Les erreurs qui rendent un itinéraire inutilisable
La première erreur consiste à choisir systématiquement l’option la plus courte. Les calculateurs savent mesurer une distance, mais ils évaluent encore imparfaitement la qualité d’une traversée de carrefour, le comportement des automobilistes ou l’état réel d’une piste cyclable.
La deuxième est de confondre un itinéraire vélo avec un itinéraire trottinette. Un vélo peut franchir plus facilement un chemin dégradé, une pente ou une longue portion pavée. Si l’application ne propose pas de profil spécifique, je sélectionne le parcours cyclable le plus roulant, puis je vérifie chaque passage problématique.
Il faut aussi se méfier des données anciennes. Une piste cyclable peut avoir été supprimée, une rue rendue piétonne ou un sens de circulation modifié. Les travaux temporaires sont encore plus difficiles à intégrer. Lorsque le parcours passe par un endroit que je ne connais pas, je prévois toujours une solution de repli et j’évite de suivre aveuglément une instruction qui contredit un panneau.
Enfin, beaucoup de conducteurs utilisent leur téléphone à la main. C’est inconfortable, distrayant et dangereux. Un support solide, une batterie externe et un guidage vocal constituent un équipement bien plus utile qu’un écran consulté en permanence.
La meilleure configuration pour un usage quotidien
Pour les trajets domicile-travail, je conseille de créer deux ou trois parcours enregistrés. Le premier sera le plus sûr, le deuxième le plus rapide et le troisième pourra servir en cas de travaux ou de météo défavorable. Après quelques jours, vous saurez lequel offre le meilleur équilibre entre durée, confort et exposition à la circulation.

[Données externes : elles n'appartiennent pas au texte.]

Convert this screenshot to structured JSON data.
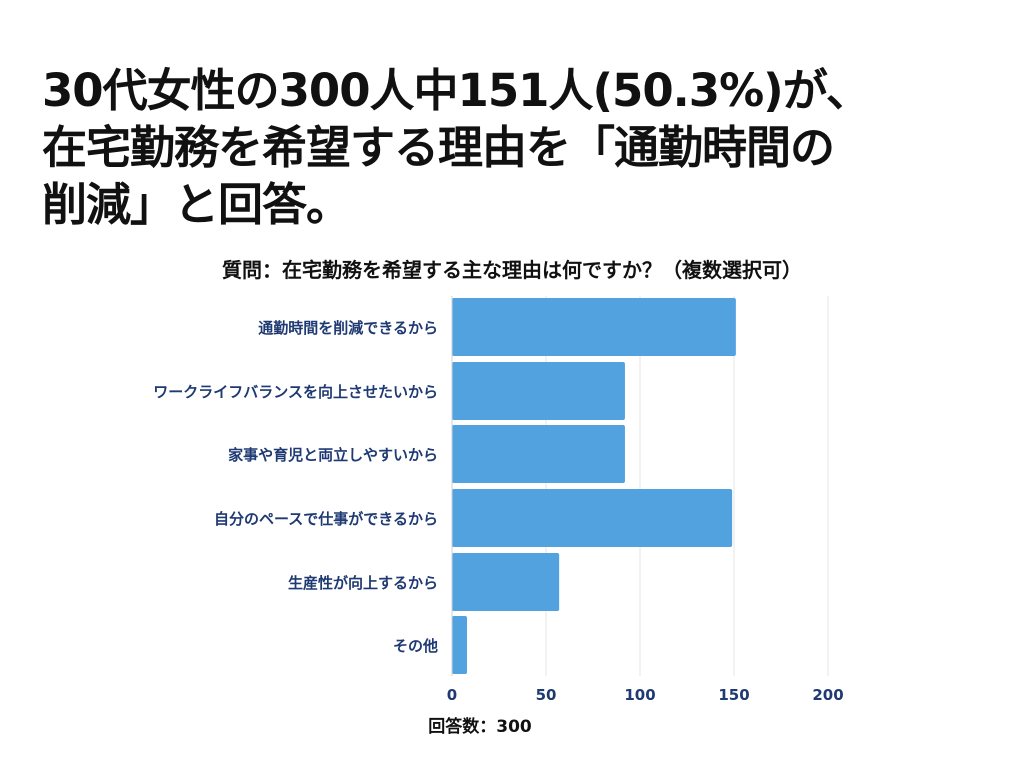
{
  "headline": {
    "line1": "30代女性の300人中151人(50.3%)が、",
    "line2": "在宅勤務を希望する理由を「通勤時間の",
    "line3": "削減」と回答。"
  },
  "footnote": "回答数：300",
  "colors": {
    "bar": "#52a2e0",
    "label": "#1f3a73",
    "grid": "#e6e6e6"
  },
  "chart_data": {
    "type": "bar",
    "orientation": "horizontal",
    "title": "質問：在宅勤務を希望する主な理由は何ですか？（複数選択可）",
    "categories": [
      "通勤時間を削減できるから",
      "ワークライフバランスを向上させたいから",
      "家事や育児と両立しやすいから",
      "自分のペースで仕事ができるから",
      "生産性が向上するから",
      "その他"
    ],
    "values": [
      151,
      92,
      92,
      149,
      57,
      8
    ],
    "xlim": [
      0,
      200
    ],
    "xticks": [
      0,
      50,
      100,
      150,
      200
    ],
    "grid": true
  }
}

Je recommande aussi de tester l’itinéraire un jour de faible contrainte avant de l’utiliser pour un rendez-vous important. Une distance annoncée à 7 kilomètres peut cacher une montée, un passage à pied ou une zone où la trottinette doit être poussée. Cette reconnaissance transforme une simple carte en véritable connaissance du terrain.
Pour une trottinette en libre-service, ajoutez deux contrôles avant le départ. Vérifiez la batterie restante du véhicule et confirmez que l’arrivée se trouve dans une zone où le stationnement est autorisé. Une course peut être terminée géographiquement, mais rester ouverte dans l’application si la photo de stationnement ou la zone réglementaire n’est pas validée.
Un itinéraire réussi se mesure au confort d’arrivée
La meilleure application n’est pas celle qui promet le trajet le plus spectaculaire. C’est celle qui vous conduit à destination avec une batterie suffisante, un minimum d’imprévus et un niveau de stress acceptable. Pour commencer, utilisez Mappy ou Géovélo en ville, comparez avec Google Maps, puis gardez Komoot pour les parcours plus longs ou plus détaillés.
Mon conseil final est simple. Préparez le trajet, vérifiez la réalité du terrain et laissez une marge pour la batterie comme pour le temps. En mobilité électrique, quelques minutes de préparation valent souvent mieux qu’un raccourci mal choisi.